Core Concepts
Global momentum compression (GMC) is a novel method that combines error feedback and global momentum to achieve sparse communication in distributed learning, outperforming existing local momentum-based methods.
Abstract
The content discusses a novel method called global momentum compression (GMC) for sparse communication in distributed learning. The key highlights are:
Existing sparse communication methods in distributed learning, such as Deep Gradient Compression (DGC), use local momentum, which only accumulates stochastic gradients computed by each worker locally. In contrast, GMC utilizes global momentum, which contains global information from all workers.

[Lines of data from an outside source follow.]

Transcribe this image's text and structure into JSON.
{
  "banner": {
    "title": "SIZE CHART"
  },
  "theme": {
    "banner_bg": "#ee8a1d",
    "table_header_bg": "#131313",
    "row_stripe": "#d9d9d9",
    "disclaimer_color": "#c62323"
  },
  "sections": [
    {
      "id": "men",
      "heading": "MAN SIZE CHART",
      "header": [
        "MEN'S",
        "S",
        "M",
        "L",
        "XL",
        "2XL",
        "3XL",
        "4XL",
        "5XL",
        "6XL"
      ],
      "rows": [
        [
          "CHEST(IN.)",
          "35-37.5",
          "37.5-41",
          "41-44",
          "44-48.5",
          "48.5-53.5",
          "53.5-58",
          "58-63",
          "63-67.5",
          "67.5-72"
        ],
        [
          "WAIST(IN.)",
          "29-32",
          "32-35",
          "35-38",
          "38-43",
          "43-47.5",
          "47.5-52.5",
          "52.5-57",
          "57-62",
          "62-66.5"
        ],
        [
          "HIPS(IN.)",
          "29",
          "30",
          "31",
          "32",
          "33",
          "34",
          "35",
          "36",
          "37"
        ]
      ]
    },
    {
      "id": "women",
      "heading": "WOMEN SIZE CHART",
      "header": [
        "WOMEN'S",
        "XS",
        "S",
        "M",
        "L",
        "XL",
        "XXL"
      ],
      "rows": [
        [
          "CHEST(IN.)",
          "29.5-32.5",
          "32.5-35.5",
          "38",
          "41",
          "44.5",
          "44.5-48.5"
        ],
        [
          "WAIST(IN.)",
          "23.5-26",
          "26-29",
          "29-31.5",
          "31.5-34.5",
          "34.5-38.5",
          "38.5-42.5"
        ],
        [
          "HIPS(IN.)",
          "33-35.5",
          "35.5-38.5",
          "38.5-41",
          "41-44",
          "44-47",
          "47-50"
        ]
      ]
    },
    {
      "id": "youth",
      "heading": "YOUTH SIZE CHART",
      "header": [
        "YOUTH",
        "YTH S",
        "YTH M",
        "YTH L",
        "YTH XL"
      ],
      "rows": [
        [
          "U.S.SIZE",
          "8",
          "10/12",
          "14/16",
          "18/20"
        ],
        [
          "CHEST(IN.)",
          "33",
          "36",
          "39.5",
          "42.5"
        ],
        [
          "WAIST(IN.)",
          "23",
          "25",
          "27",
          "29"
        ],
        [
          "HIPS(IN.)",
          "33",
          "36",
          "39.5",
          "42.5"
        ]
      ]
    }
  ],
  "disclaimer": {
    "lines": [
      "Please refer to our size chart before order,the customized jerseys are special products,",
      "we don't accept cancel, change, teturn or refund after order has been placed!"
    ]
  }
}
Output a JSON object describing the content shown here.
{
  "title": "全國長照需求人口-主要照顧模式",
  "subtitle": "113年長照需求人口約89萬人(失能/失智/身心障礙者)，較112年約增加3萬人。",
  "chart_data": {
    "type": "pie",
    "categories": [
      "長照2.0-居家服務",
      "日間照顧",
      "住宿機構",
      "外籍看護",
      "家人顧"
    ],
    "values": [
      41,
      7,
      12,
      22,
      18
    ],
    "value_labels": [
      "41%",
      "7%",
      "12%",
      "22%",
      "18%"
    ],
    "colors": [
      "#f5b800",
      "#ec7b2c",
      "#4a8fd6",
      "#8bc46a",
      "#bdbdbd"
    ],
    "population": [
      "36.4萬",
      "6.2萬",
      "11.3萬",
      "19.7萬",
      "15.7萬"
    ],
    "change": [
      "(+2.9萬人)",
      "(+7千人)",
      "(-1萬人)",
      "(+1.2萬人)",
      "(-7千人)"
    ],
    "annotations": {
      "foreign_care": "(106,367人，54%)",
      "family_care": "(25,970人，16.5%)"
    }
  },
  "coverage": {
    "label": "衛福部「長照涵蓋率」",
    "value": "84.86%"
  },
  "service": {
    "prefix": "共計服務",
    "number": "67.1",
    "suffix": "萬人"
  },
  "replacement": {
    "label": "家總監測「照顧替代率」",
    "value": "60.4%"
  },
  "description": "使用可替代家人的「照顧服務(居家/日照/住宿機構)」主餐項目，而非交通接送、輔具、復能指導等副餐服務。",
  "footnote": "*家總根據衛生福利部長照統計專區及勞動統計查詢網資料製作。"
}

To enhance the convergence performance when using more aggressive sparsification compressors like Random Blockwise Gradient Sparsification (RBGS), the authors extend GMC to GMC+, which introduces global momentum to the detached error feedback technique.
The authors provide theoretical convergence analysis for both GMC and GMC+, proving that they can achieve the same convergence rate as vanilla distributed momentum SGD (DMSGD) under certain assumptions.
Empirical results on image classification tasks demonstrate that GMC and GMC+ can achieve higher test accuracy and faster convergence compared to existing local momentum-based methods, especially under non-IID data distribution.
Stats
The communication cost on the server for DMSGD is 2dKT, where d is the model parameter dimension, T is the number of iterations, and K is the number of workers.
The relative communication cost (RCC) of GMC is calculated as the ratio of its communication cost on the server to that of DMSGD.